Recommendations/Discussion:
Recommendation #1: The employer should develop proper work procedures and should adequately train employees to maintain and repair the sewage system. This training should include recognition of potential hazards associated with failures within those systems.
Discussion: The workers were not provided with safe operating procedures (i.e., equipment malfunction) or training in hazard recognition. Without adequate work procedures, each worker assumed the other had shut down the digester valves. No one was assigned specific responsibilities or tasks. Therefore, only two of the four valves were closed.
Recommendation #2: The employer should develop comprehensive policies and procedures for confined space entry.
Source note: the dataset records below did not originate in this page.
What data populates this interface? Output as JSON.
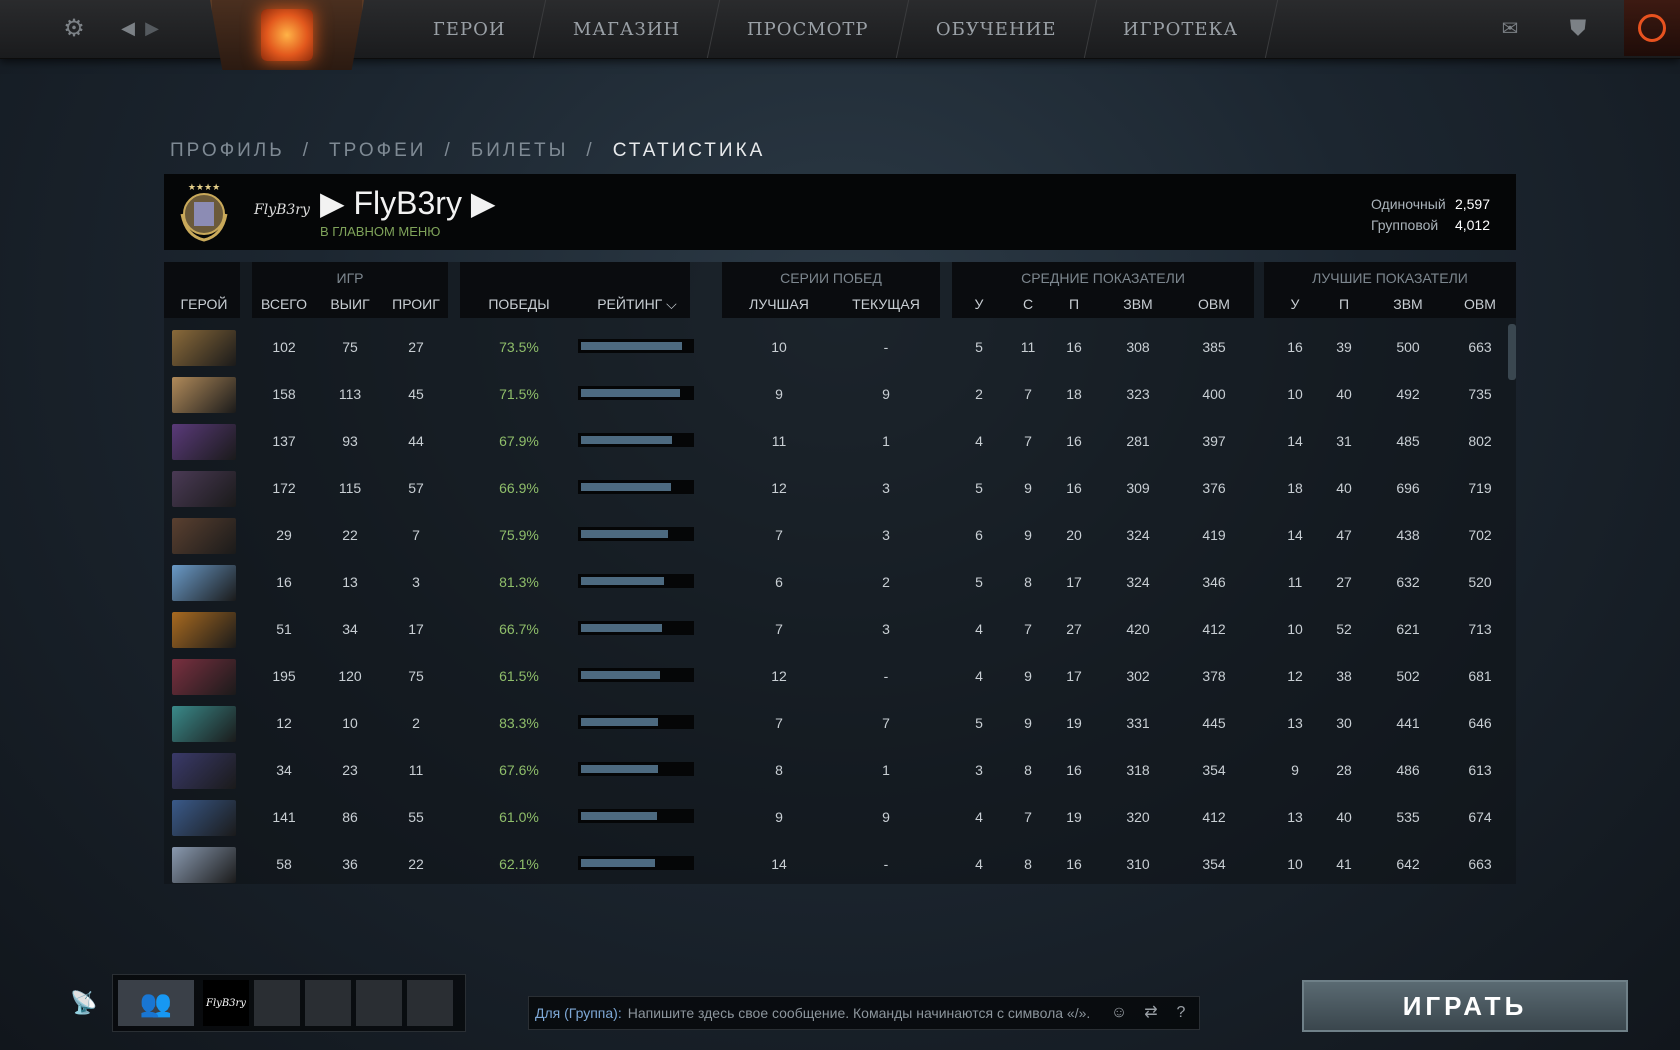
{
  "nav": {
    "items": [
      "ГЕРОИ",
      "МАГАЗИН",
      "ПРОСМОТР",
      "ОБУЧЕНИЕ",
      "ИГРОТЕКА"
    ]
  },
  "breadcrumb": {
    "items": [
      "ПРОФИЛЬ",
      "ТРОФЕИ",
      "БИЛЕТЫ",
      "СТАТИСТИКА"
    ],
    "separator": "/",
    "active": "СТАТИСТИКА"
  },
  "profile": {
    "avatar_text": "FlyB3ry",
    "name": "▶ FlyB3ry ▶",
    "status": "В ГЛАВНОМ МЕНЮ",
    "mmr": [
      {
        "label": "Одиночный",
        "value": "2,597"
      },
      {
        "label": "Групповой",
        "value": "4,012"
      }
    ]
  },
  "table": {
    "groups": {
      "games": "ИГР",
      "streaks": "СЕРИИ ПОБЕД",
      "avg": "СРЕДНИЕ ПОКАЗАТЕЛИ",
      "best": "ЛУЧШИЕ ПОКАЗАТЕЛИ"
    },
    "columns": {
      "hero": "ГЕРОЙ",
      "total": "ВСЕГО",
      "won": "ВЫИГ",
      "lost": "ПРОИГ",
      "winrate": "ПОБЕДЫ",
      "rating": "РЕЙТИНГ ⌵",
      "best_streak": "ЛУЧШАЯ",
      "cur_streak": "ТЕКУЩАЯ",
      "avg_k": "У",
      "avg_d": "С",
      "avg_a": "П",
      "avg_xpm": "ЗВМ",
      "avg_gpm": "ОВМ",
      "best_k": "У",
      "best_a": "П",
      "best_xpm": "ЗВМ",
      "best_gpm": "ОВМ"
    },
    "rows": [
      {
        "hero_color": "#8a6a3a",
        "total": "102",
        "won": "75",
        "lost": "27",
        "winrate": "73.5%",
        "rating": 0.92,
        "best_streak": "10",
        "cur_streak": "-",
        "avg": [
          "5",
          "11",
          "16",
          "308",
          "385"
        ],
        "best": [
          "16",
          "39",
          "500",
          "663"
        ]
      },
      {
        "hero_color": "#b08a5a",
        "total": "158",
        "won": "113",
        "lost": "45",
        "winrate": "71.5%",
        "rating": 0.9,
        "best_streak": "9",
        "cur_streak": "9",
        "avg": [
          "2",
          "7",
          "18",
          "323",
          "400"
        ],
        "best": [
          "10",
          "40",
          "492",
          "735"
        ]
      },
      {
        "hero_color": "#5a3a7a",
        "total": "137",
        "won": "93",
        "lost": "44",
        "winrate": "67.9%",
        "rating": 0.83,
        "best_streak": "11",
        "cur_streak": "1",
        "avg": [
          "4",
          "7",
          "16",
          "281",
          "397"
        ],
        "best": [
          "14",
          "31",
          "485",
          "802"
        ]
      },
      {
        "hero_color": "#4a3a55",
        "total": "172",
        "won": "115",
        "lost": "57",
        "winrate": "66.9%",
        "rating": 0.82,
        "best_streak": "12",
        "cur_streak": "3",
        "avg": [
          "5",
          "9",
          "16",
          "309",
          "376"
        ],
        "best": [
          "18",
          "40",
          "696",
          "719"
        ]
      },
      {
        "hero_color": "#5a4030",
        "total": "29",
        "won": "22",
        "lost": "7",
        "winrate": "75.9%",
        "rating": 0.79,
        "best_streak": "7",
        "cur_streak": "3",
        "avg": [
          "6",
          "9",
          "20",
          "324",
          "419"
        ],
        "best": [
          "14",
          "47",
          "438",
          "702"
        ]
      },
      {
        "hero_color": "#6a9ac8",
        "total": "16",
        "won": "13",
        "lost": "3",
        "winrate": "81.3%",
        "rating": 0.75,
        "best_streak": "6",
        "cur_streak": "2",
        "avg": [
          "5",
          "8",
          "17",
          "324",
          "346"
        ],
        "best": [
          "11",
          "27",
          "632",
          "520"
        ]
      },
      {
        "hero_color": "#a86a20",
        "total": "51",
        "won": "34",
        "lost": "17",
        "winrate": "66.7%",
        "rating": 0.74,
        "best_streak": "7",
        "cur_streak": "3",
        "avg": [
          "4",
          "7",
          "27",
          "420",
          "412"
        ],
        "best": [
          "10",
          "52",
          "621",
          "713"
        ]
      },
      {
        "hero_color": "#7a3040",
        "total": "195",
        "won": "120",
        "lost": "75",
        "winrate": "61.5%",
        "rating": 0.72,
        "best_streak": "12",
        "cur_streak": "-",
        "avg": [
          "4",
          "9",
          "17",
          "302",
          "378"
        ],
        "best": [
          "12",
          "38",
          "502",
          "681"
        ]
      },
      {
        "hero_color": "#3a8a8a",
        "total": "12",
        "won": "10",
        "lost": "2",
        "winrate": "83.3%",
        "rating": 0.7,
        "best_streak": "7",
        "cur_streak": "7",
        "avg": [
          "5",
          "9",
          "19",
          "331",
          "445"
        ],
        "best": [
          "13",
          "30",
          "441",
          "646"
        ]
      },
      {
        "hero_color": "#3a3a6a",
        "total": "34",
        "won": "23",
        "lost": "11",
        "winrate": "67.6%",
        "rating": 0.7,
        "best_streak": "8",
        "cur_streak": "1",
        "avg": [
          "3",
          "8",
          "16",
          "318",
          "354"
        ],
        "best": [
          "9",
          "28",
          "486",
          "613"
        ]
      },
      {
        "hero_color": "#3a5a8a",
        "total": "141",
        "won": "86",
        "lost": "55",
        "winrate": "61.0%",
        "rating": 0.69,
        "best_streak": "9",
        "cur_streak": "9",
        "avg": [
          "4",
          "7",
          "19",
          "320",
          "412"
        ],
        "best": [
          "13",
          "40",
          "535",
          "674"
        ]
      },
      {
        "hero_color": "#8a9ab0",
        "total": "58",
        "won": "36",
        "lost": "22",
        "winrate": "62.1%",
        "rating": 0.67,
        "best_streak": "14",
        "cur_streak": "-",
        "avg": [
          "4",
          "8",
          "16",
          "310",
          "354"
        ],
        "best": [
          "10",
          "41",
          "642",
          "663"
        ]
      }
    ]
  },
  "party": {
    "me_text": "FlyB3ry"
  },
  "chat": {
    "label": "Для (Группа):",
    "placeholder": "Напишите здесь свое сообщение. Команды начинаются с символа «/».",
    "help": "?"
  },
  "play_label": "ИГРАТЬ",
  "icons": {
    "settings": "gear-icon",
    "back": "arrow-left-icon",
    "forward": "arrow-right-icon",
    "mail": "mail-icon",
    "armory": "armory-icon",
    "power": "power-icon"
  }
}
Discussion: All employees who are required to work in confined spaces should be aware of potential hazards, possible emergencies, and specific procedures that are to be followed. Prior to entry into a confined space, the following should be addressed:
1. Is entry necessary? Can the task be completed from the outside?
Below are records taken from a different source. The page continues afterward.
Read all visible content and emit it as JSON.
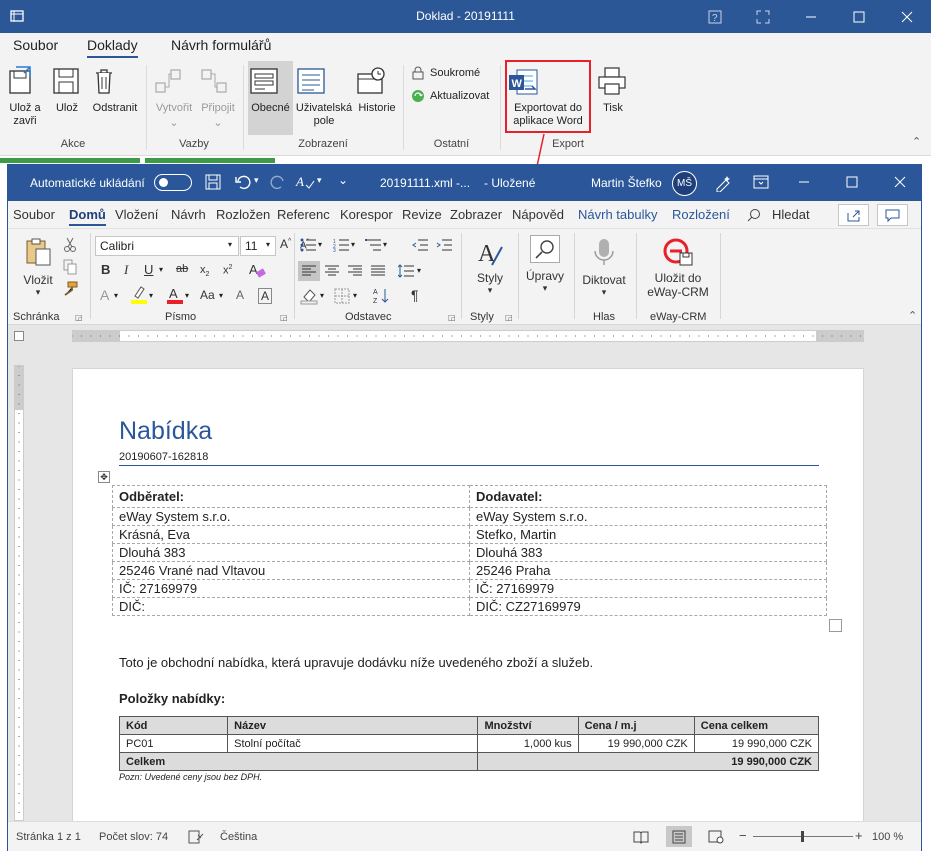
{
  "outer": {
    "title": "Doklad - 20191111",
    "tabs": [
      "Soubor",
      "Doklady",
      "Návrh formulářů"
    ],
    "buttons": {
      "save_close": "Ulož a zavři",
      "save": "Ulož",
      "delete": "Odstranit",
      "create": "Vytvořit",
      "attach": "Připojit",
      "general": "Obecné",
      "user_fields": "Uživatelská pole",
      "history": "Historie",
      "private": "Soukromé",
      "refresh": "Aktualizovat",
      "export_word": "Exportovat do aplikace Word",
      "print": "Tisk"
    },
    "groups": [
      "Akce",
      "Vazby",
      "Zobrazení",
      "Ostatní",
      "Export"
    ]
  },
  "word": {
    "autosave": "Automatické ukládání",
    "filename": "20191111.xml  -...",
    "saved": "Uložené",
    "user": "Martin Štefko",
    "initials": "MŠ",
    "menu": [
      "Soubor",
      "Domů",
      "Vložení",
      "Návrh",
      "Rozložen",
      "Referenc",
      "Korespor",
      "Revize",
      "Zobrazer",
      "Nápověd",
      "Návrh tabulky",
      "Rozložení"
    ],
    "search": "Hledat",
    "font_name": "Calibri",
    "font_size": "11",
    "ribbon": {
      "paste": "Vložit",
      "styles": "Styly",
      "editing": "Úpravy",
      "dictate": "Diktovat",
      "save_crm": "Uložit do eWay-CRM"
    },
    "groups": [
      "Schránka",
      "Písmo",
      "Odstavec",
      "Styly",
      "Hlas",
      "eWay-CRM"
    ],
    "status": {
      "page": "Stránka 1 z 1",
      "words": "Počet slov: 74",
      "lang": "Čeština",
      "zoom": "100 %"
    }
  },
  "doc": {
    "title": "Nabídka",
    "number": "20190607-162818",
    "party_table": {
      "headers": [
        "Odběratel:",
        "Dodavatel:"
      ],
      "rows": [
        [
          "eWay System s.r.o.",
          "eWay System s.r.o."
        ],
        [
          "Krásná, Eva",
          "Stefko, Martin"
        ],
        [
          "Dlouhá 383",
          "Dlouhá 383"
        ],
        [
          "25246 Vrané nad Vltavou",
          "25246 Praha"
        ],
        [
          "IČ: 27169979",
          "IČ: 27169979"
        ],
        [
          "DIČ:",
          "DIČ: CZ27169979"
        ]
      ]
    },
    "intro": "Toto je obchodní nabídka, která upravuje dodávku níže uvedeného zboží a služeb.",
    "items_heading": "Položky nabídky:",
    "items_table": {
      "headers": [
        "Kód",
        "Název",
        "Množství",
        "Cena / m.j",
        "Cena celkem"
      ],
      "rows": [
        [
          "PC01",
          "Stolní počítač",
          "1,000 kus",
          "19 990,000 CZK",
          "19 990,000 CZK"
        ]
      ],
      "total_label": "Celkem",
      "total_value": "19 990,000 CZK"
    },
    "note": "Pozn: Uvedené ceny jsou bez DPH."
  },
  "colors": {
    "outer_title": "#2b5797",
    "word_blue": "#2b579a",
    "highlight": "#e8202a"
  }
}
2. Has a permit been issued for entry?
3. Has the air quality in the confined space been tested?
• Oxygen supply at least 19.5%
• Flammable range less than 10% of the lower flammable limit
• Absence of toxic air contaminants
4. Has the confined space been isolated/locked out from other systems?
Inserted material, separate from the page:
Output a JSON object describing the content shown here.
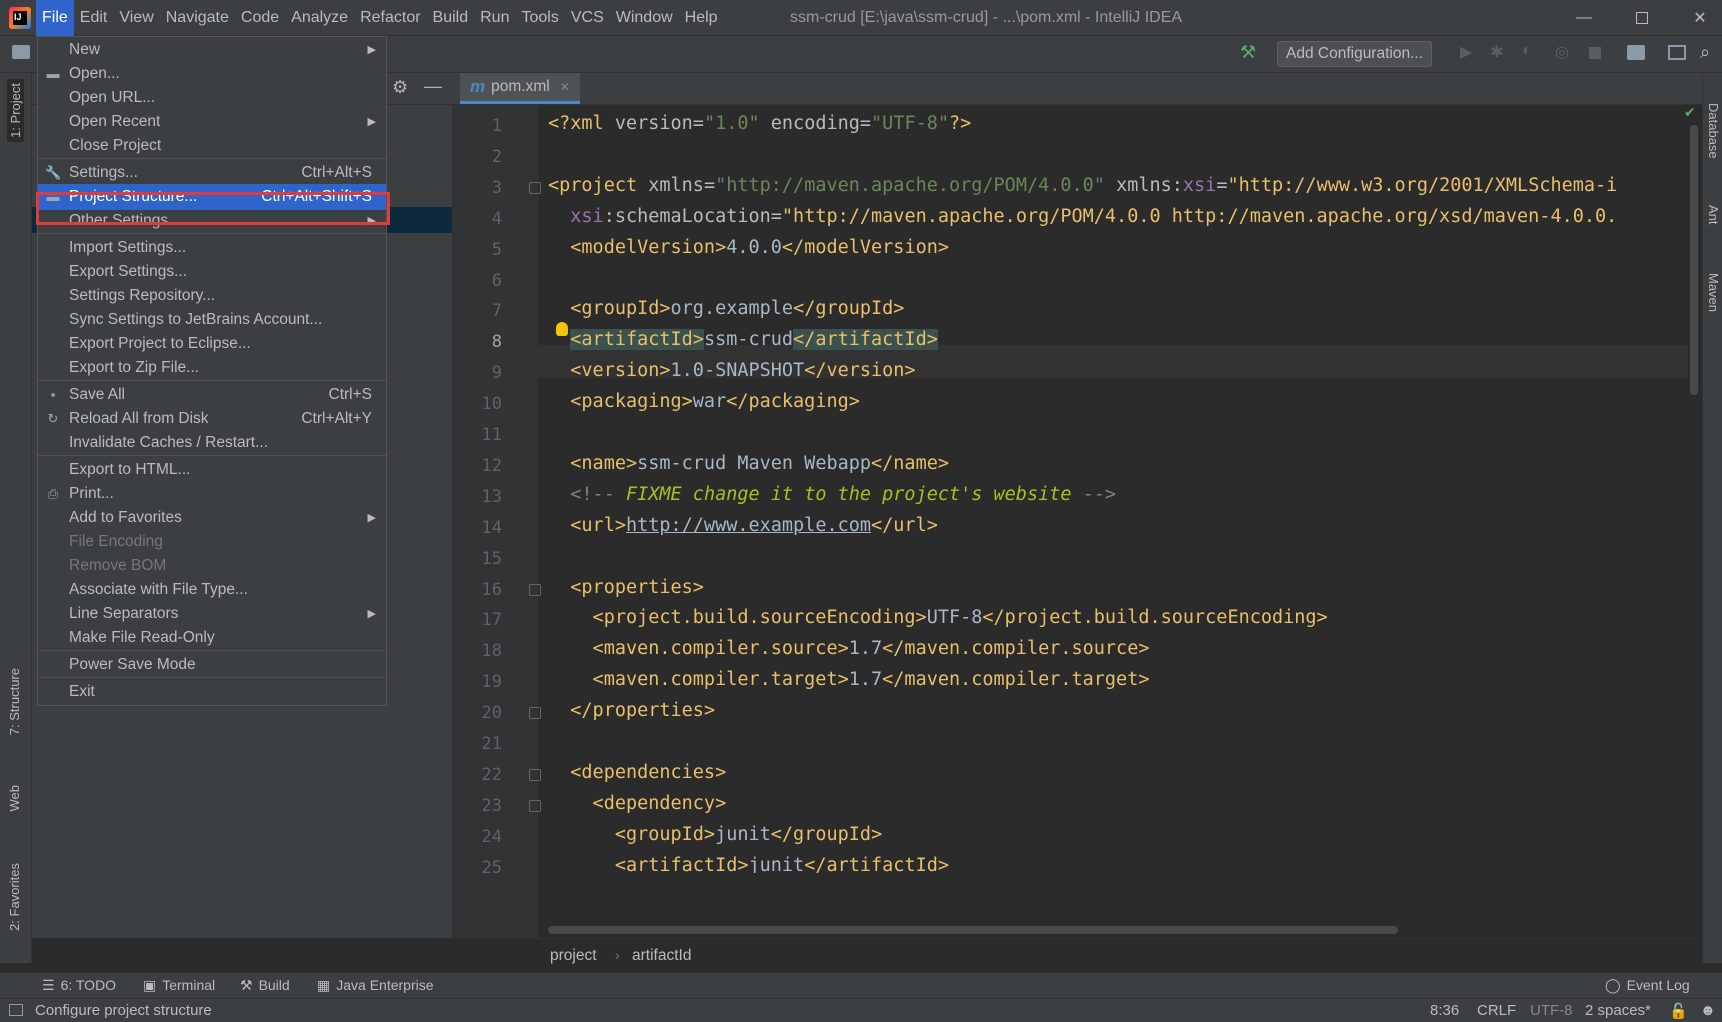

5. Have employees and supervisors been trained in selection and use of personal protective equipment and clothing?
• Protective clothing
• Respiratory protection
• Hard hats
• Eye protection
• Gloves
• Life lines
• Emergency rescue equipment
6. Have employees been trained for confined space entry?
7. Is ventilation equipment available and/or used?
8. Is the air quality tested when ventilation system is operating?
Recommendation #3: Employers should provide some type of pressure sensing device(s) on lines to determine if the line is under pressure when valves are closed.
Discussion: A pressure sensing device on the sewage lines would have alerted the workers to the pressure on the line thereby requiring a check to determine what valves were not closed. Without some type of pressure sensing device on the lines it is impossible to determine line pressure, if valves are functioning properly, etc.